ABUJA (Reuters) - The wife of Nigerian President Muhammadu Buhari says she may not back her husband at the next election unless he shakes up his government.
Aisha Buhari, who has never held political office but joined her husband on the campaign trail last year, told the BBC in a interview published on Friday that her husband did not know most of the officials he had appointed, and that many owed their positions to the influence of "a few people".
Her husband, a 73-year-old former military ruler, was elected last year after a campaign largely fought on his pledge to crush the Islamist militant group Boko Haram and crack down on corruption.
Nigeria, which has Africa's largest economy, is in recession for the first time in 25 years, largely due to a fall global oil prices, which has slashed the state's main source of income.

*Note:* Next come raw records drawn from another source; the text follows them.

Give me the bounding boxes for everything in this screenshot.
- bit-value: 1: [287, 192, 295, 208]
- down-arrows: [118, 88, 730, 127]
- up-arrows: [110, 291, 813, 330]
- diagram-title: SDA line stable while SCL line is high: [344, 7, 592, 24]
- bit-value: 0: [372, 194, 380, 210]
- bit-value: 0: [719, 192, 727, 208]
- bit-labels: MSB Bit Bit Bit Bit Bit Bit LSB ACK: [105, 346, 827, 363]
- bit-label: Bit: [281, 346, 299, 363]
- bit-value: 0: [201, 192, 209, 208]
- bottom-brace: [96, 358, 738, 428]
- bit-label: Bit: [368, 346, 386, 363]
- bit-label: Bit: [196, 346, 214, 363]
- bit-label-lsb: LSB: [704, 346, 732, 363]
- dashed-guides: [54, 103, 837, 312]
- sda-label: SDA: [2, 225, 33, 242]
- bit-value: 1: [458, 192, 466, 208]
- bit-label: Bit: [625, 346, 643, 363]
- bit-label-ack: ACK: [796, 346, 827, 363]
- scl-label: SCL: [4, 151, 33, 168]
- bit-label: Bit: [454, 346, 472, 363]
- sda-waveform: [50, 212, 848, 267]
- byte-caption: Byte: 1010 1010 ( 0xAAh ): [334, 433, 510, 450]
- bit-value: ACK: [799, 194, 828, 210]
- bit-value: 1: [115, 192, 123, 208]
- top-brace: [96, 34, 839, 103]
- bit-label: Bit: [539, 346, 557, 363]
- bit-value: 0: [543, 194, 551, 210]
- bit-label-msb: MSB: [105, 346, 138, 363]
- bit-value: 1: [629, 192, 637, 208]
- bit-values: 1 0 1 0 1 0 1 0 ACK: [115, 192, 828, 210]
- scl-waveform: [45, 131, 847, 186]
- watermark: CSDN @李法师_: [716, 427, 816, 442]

The president's critics say he exacerbated the economic crisis by opposing the devaluation of the naira currency for 16 months before yielding, and that it took too long to overcome months of wrangling with parliament to get the 2016 budget passed.
The president has not said whether he will seek re-election in 2019.
"He is yet to tell me but I have decided, as his wife, that if things continue like this up to 2019, I will not go out and campaign again and ask any woman to vote like I did before. I will never do it again," Aisha Buhari said in the interview.
She said people who did not share the vision of the ruling party, the All Progressives Congress (APC), had been appointed to senior positions because of the influence wielded by a "few people".
The APC is a loose coalition of politicians that was united by a desire to remove the People's Democratic Party of Buhari's predecessor Goodluck Jonathan rather by than a shared ideology.
"The president does not know 45 out of 50, for example, of the people he appointed and I don't know them either, despite being his wife of 27 years," Aisha Buhari said.
On the issue of whether the president was in charge, she said: "That is left for the people to decide."
A government official, who did not want to be named, said the remarks were "a husband and wife matter".
Aisha Buhari said improved security in the northeast, Boko Haram's former stronghold, was the government's biggest achievement. "No one is complaining about being attacked in their own homes," she said.
On Thursday, 21 of the more than 200 schoolgirls abducted by the jihadist group in the northeastern village of Chibok in April 2014 were released after negotiations with the government.